The Philippines will ask its private airlines to evacuate its nationals from Kuwait within 72 hours after the discovery of a Filipino migrant worker dead in a freezer, the latest in what Manila calls a pattern of abuse in the Gulf state.
An emotional President Rodrigo Duterte live on television showed graphic photos of the body of a Filipina found in the freezer of an abandoned apartment in Kuwait and made a plea to Gulf states to treat his countrymen with dignity.
“I implore you, I am making a plea to all Arabs, the Filipino is no slave to anyone, anywhere and everywhere,’ Duterte said.
“Do not give us back a battered worker or a mutilated corpse.”

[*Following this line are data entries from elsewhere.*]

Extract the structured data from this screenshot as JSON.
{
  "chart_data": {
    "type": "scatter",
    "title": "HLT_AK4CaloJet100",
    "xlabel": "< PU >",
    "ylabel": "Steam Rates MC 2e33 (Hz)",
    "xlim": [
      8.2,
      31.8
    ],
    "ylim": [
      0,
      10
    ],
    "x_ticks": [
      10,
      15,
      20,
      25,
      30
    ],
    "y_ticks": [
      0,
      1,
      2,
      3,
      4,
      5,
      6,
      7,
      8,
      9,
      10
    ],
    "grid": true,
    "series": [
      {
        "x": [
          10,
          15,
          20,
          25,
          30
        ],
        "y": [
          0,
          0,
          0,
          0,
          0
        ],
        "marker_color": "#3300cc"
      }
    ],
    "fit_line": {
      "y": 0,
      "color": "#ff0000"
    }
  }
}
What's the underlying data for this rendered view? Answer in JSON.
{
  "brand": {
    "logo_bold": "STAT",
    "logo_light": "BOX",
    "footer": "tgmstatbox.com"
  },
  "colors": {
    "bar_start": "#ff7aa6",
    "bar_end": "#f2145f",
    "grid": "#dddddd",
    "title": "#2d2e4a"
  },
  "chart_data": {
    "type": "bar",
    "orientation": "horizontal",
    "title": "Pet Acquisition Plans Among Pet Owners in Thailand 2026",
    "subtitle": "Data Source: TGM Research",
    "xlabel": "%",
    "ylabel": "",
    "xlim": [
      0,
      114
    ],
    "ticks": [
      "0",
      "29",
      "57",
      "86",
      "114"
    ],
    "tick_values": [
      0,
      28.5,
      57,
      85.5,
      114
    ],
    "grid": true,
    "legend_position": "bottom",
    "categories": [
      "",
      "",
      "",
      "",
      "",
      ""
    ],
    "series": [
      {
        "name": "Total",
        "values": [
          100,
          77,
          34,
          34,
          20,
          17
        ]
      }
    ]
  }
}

The tough-talking leader said his suspension on sending workers to Kuwait, announced in January after a series of deaths of Filipino workers, would remain indefinitely.
He warned of “drastic measures” to prevent further loss of lives. He did not say what that would be.
“What are you doing to my countrymen? And if I were to do it to your citizens here, would you be happy?” he asked.
The Kuwait government could not immediately be reached for comment.
Deputy Foreign Minister Khaled al-Jarallah was last month quoted by Kuwait’s state news agency KUNA as saying that legal proceedings had been taken in the cases of four domestic workers mentioned by the president.
More than 250,000 Filipinos work in Kuwait, the Philippine foreign ministry estimates, most of them as domestic helpers. There are also large numbers in the United Arab Emirates, Saudi Arabia and Qatar.
“Those who want to be repatriated, with or without money I will ask PAL (Philippine Airlines) and Cebu Pacific to provide the transportation,” Duterte said.
“I want them out of the country, those who want to go out, in 72 hours. We will count our lives by the hours because apparently every hour there is suffering and agony,” Duterte said.
He has repeatedly expressed anger about alleged abuse in Kuwait, where he said low-paid Filipinos were made to endure rape and starvation.
More than 2.3 million Filipinos are documented as working abroad.
Collectively they remit more than $2 billion of their income back to the Philippines every month, money that fuels consumer spending in one of the world’s fastest-growing economies.